Workers posted from one EU/EFTA country to another may remain in their home country social security system, both in terms of contributions and benefits. This is facilitated by obtaining an A1 certificate from the home state, which exempts the worker from social security in the host state (the EU equivalent to a certificate of coverage).

For multi-state workers, individuals will remain in their home system if they work at least 25% in their country of residence. The same applies to self employed (which includes directors in many countries).

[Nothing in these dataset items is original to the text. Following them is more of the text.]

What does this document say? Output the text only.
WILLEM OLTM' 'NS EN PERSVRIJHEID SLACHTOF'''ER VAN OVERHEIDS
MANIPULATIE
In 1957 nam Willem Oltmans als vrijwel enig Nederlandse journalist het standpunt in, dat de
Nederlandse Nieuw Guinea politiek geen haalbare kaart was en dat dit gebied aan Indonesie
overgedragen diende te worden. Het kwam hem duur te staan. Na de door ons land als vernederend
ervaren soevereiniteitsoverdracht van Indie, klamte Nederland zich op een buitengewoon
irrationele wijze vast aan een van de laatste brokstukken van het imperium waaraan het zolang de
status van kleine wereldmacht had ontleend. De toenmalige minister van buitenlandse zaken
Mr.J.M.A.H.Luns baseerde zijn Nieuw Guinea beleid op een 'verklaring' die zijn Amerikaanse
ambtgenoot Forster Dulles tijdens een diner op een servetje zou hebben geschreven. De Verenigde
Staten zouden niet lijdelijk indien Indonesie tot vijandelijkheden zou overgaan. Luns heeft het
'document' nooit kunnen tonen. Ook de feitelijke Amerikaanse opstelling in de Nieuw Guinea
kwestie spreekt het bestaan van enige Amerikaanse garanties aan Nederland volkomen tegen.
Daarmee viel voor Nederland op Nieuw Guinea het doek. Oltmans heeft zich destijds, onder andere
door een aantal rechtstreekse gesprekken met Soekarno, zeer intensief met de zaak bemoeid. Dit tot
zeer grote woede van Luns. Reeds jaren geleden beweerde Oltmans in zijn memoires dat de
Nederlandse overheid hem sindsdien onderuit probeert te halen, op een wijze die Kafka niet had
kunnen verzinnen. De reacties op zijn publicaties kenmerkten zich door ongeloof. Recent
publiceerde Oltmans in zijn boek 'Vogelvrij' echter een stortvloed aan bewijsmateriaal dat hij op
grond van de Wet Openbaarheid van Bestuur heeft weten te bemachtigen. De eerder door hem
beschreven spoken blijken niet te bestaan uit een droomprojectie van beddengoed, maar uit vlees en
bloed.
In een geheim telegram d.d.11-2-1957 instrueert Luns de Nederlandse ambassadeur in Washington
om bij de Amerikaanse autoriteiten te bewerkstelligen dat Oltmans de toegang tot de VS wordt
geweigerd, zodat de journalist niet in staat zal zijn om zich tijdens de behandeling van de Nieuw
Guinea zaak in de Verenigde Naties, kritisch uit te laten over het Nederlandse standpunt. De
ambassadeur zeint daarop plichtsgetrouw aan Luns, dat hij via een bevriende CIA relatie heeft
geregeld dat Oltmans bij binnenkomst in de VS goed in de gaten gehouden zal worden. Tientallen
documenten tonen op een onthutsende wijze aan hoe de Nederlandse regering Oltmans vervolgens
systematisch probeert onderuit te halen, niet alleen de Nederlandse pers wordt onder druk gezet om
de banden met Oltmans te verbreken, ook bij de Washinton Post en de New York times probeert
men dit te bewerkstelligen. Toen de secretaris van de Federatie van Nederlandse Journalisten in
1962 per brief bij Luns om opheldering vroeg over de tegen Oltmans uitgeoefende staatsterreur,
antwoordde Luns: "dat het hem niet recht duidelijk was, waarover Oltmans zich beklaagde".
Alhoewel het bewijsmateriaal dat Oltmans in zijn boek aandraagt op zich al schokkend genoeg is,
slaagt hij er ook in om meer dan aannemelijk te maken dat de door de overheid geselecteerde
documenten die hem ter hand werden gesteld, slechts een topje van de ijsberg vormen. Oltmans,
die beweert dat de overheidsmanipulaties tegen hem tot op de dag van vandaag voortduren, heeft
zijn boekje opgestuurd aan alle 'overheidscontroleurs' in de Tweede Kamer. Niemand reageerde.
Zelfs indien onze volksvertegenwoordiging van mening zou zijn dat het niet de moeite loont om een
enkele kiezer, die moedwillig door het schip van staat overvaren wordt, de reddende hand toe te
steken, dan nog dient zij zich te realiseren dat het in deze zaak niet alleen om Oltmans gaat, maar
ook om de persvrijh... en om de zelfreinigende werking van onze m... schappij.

Since the border closures, most multi-state workers, who previously commuted, are working 100% in their country of residence (home office). Although 25% is an annual test, there was some concern that such workers would need to involuntarily switch social security systems under the multi-state rules. Fortunately, the EU has recommend and national authorities have stated that days worked at home because of lockdowns may be disregarded for this purpose.

Conclusions

I do hope the rules have not changed again in the time it took you to read this article! As can be seen, the tax landscape for cross-border workers is changing rapidly and it has become quite complex to navigate. It is comforting to note, however, that the tax policy response has generally been sensible and pragmatic. I can only hope that this attitude prevails well into next year's tax filing season, when we shall look back wearily at the chaos of 2020.